"Benim hayatım roman! Anlatsam film olur!" sözünü çok duymuşsunuzdur... Ama hayatını anlatan anlatırken içtenliğini yitirmeyen en önemlisi de o hayatın sırlarını cesaretle paylaşan yürekli insanlar çok azdır.
Güzin Aker'in bu romanı işte bu güç işin üstesinden gelen bir yapıt. Hem de öykü içinde baş kahramanın anlattıklarını "dinleyen ve not eden" kişi aracılığıyla okuru yani bizleri de olayların içine katan bir kurgu söz konusu.
- Prof.
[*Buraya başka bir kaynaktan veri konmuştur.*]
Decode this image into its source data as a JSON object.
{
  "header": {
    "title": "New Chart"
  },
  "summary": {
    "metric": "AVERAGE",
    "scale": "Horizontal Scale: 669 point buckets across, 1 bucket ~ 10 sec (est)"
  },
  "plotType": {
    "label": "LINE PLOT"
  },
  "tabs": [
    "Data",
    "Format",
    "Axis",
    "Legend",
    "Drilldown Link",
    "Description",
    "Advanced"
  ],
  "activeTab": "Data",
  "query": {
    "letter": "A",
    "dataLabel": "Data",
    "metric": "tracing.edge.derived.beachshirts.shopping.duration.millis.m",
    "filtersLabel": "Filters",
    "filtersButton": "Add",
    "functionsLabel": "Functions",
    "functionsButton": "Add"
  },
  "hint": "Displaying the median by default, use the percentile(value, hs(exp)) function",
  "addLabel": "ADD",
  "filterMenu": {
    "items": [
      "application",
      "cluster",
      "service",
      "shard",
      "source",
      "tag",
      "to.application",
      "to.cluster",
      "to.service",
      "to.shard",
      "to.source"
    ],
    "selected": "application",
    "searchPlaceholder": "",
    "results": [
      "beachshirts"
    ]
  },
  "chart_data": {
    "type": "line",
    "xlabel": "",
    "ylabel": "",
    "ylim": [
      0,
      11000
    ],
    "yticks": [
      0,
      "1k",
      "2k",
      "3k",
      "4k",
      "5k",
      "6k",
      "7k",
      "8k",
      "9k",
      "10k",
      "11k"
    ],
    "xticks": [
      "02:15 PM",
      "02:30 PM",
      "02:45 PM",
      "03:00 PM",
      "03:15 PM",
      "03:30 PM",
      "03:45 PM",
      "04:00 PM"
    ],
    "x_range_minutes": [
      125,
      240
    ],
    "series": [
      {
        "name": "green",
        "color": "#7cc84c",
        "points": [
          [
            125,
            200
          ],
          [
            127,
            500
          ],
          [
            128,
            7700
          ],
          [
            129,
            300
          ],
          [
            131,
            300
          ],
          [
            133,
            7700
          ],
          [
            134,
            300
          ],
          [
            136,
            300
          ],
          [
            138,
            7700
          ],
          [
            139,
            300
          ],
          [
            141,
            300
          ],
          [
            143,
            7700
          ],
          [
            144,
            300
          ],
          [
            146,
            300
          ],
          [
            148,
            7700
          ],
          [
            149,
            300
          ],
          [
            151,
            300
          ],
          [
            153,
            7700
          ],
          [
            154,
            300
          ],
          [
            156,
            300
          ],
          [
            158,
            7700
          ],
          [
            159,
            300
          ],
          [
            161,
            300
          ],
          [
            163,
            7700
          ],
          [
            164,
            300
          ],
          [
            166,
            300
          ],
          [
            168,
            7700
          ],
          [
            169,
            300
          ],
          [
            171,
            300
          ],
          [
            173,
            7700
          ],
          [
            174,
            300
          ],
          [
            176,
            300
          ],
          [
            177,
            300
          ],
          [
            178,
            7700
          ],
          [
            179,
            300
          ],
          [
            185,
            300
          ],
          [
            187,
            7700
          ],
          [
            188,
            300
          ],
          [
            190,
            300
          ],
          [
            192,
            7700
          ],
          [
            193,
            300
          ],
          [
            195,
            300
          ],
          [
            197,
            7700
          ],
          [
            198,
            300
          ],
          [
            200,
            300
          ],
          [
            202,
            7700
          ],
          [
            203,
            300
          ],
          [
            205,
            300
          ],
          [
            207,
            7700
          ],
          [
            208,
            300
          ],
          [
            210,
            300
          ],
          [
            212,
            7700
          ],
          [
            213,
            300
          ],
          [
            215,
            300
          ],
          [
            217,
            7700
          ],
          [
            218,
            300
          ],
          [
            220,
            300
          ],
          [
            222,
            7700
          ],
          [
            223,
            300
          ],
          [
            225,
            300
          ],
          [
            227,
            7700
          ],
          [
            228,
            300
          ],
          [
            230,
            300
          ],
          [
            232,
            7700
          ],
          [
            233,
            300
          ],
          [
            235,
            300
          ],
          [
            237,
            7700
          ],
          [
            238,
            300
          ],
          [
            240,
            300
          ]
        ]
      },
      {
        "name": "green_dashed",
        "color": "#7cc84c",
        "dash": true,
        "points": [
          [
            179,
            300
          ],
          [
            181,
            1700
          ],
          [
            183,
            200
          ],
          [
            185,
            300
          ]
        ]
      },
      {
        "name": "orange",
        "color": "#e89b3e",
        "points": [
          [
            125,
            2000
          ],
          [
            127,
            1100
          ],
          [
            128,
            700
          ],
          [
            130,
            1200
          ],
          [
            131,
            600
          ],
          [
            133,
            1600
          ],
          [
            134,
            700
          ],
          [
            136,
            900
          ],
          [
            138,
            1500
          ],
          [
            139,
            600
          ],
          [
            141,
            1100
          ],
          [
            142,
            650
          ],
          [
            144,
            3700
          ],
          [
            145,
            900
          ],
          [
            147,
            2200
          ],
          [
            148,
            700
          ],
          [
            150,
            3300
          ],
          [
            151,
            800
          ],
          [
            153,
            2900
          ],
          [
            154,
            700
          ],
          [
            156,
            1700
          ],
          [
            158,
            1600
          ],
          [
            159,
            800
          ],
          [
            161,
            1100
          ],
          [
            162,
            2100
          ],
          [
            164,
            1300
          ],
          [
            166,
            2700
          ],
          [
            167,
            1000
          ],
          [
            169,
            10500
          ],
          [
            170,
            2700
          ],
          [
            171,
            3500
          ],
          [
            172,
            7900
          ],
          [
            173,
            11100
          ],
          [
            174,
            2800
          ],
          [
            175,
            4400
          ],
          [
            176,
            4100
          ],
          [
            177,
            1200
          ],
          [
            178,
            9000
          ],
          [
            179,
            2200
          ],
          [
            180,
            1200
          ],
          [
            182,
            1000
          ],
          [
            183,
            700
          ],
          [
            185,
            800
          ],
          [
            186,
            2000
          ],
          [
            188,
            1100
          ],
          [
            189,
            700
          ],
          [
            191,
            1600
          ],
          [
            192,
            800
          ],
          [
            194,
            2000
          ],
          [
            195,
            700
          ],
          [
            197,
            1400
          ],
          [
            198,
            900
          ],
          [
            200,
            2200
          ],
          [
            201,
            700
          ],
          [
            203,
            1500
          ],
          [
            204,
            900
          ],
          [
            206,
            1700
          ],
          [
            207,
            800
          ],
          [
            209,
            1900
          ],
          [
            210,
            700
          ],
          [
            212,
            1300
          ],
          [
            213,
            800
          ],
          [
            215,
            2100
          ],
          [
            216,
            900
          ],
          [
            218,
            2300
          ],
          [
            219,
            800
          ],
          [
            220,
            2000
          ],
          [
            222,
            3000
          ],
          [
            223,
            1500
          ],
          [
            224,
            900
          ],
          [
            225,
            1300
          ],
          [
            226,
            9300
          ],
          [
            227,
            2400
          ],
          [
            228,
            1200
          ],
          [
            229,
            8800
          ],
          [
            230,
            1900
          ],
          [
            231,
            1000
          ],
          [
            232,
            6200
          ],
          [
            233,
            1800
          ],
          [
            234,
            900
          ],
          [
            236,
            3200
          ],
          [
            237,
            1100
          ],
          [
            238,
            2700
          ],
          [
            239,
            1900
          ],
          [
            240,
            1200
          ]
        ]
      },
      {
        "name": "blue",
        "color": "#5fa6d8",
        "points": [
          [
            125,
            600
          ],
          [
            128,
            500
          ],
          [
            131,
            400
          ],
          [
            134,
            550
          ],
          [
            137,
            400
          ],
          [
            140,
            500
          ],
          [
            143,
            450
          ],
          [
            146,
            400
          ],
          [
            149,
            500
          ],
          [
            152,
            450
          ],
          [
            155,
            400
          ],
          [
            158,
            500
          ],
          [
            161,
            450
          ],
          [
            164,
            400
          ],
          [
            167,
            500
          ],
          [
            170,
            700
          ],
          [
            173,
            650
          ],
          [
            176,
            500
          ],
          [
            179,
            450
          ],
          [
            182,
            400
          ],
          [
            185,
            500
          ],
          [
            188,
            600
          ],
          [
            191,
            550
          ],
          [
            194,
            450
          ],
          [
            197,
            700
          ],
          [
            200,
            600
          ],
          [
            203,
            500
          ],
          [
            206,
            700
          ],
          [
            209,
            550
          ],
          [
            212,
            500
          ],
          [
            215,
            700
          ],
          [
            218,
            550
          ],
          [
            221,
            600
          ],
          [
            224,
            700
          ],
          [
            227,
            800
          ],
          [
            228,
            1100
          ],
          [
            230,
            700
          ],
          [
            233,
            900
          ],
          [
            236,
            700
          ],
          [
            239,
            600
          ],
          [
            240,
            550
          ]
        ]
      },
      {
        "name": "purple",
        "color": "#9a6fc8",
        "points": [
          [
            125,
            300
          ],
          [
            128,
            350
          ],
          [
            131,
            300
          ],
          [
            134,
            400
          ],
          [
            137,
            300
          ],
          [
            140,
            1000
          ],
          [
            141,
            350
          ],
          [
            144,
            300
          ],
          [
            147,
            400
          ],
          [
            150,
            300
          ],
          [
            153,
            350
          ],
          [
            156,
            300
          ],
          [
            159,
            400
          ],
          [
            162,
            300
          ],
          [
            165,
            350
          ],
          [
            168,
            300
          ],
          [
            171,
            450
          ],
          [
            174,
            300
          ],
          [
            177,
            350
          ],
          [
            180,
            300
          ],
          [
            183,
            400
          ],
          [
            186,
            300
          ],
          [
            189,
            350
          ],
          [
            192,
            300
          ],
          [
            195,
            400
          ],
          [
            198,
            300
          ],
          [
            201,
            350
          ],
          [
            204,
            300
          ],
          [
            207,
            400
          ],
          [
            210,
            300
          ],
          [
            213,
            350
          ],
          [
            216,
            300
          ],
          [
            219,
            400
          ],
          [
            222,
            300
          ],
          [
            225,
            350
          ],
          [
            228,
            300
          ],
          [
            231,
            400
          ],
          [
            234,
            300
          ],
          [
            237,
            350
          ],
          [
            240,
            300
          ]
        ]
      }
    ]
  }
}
Dr. Osman Senemoğlu
Gazetelerde ufak bir başlık altına birkaç satıra sığdırılmış yaşamın sessiz ve arka sıradaki oyuncularının başına gelenleri okuyunca yadırgayıp sessizce sayfayı değiştiririz. Ne de olsa "bizim hayatımız başka" diye düşünürüz. Unuturuz kırılan kalbimizi ve kırdığımız kalpleri...
Tesadüf Yoktur'da Güzin Aker gazete sayfalarını çevirmeyip o küçük kutuların kahramanı olup; zincirlerini kırıp yaşamına bizi davet ediyor. Romanın ve başka bir deyişle hayatın baş kahramanı Güler'in yaşadıklarını ahlaki veya toplumsal olarak sorgularken; bir nevi kendi öykümüzün sağlamasını yapar hale geliyoruz.
- Umur Yedikardeş
Cumhuriyet Gazetesi
Sevgili arkadaşım yazmaya başladığını söylediğinde başarı dilemiştim doğrusu pek de ciddiye almamıştım. Insanın içini acıtan bir öykü çıkmış ortaya. Gerçeği ve kurgusu ile bu anlatının geri plânındaki aile fertlerinin öykülerini de merak ediyorum şimdi.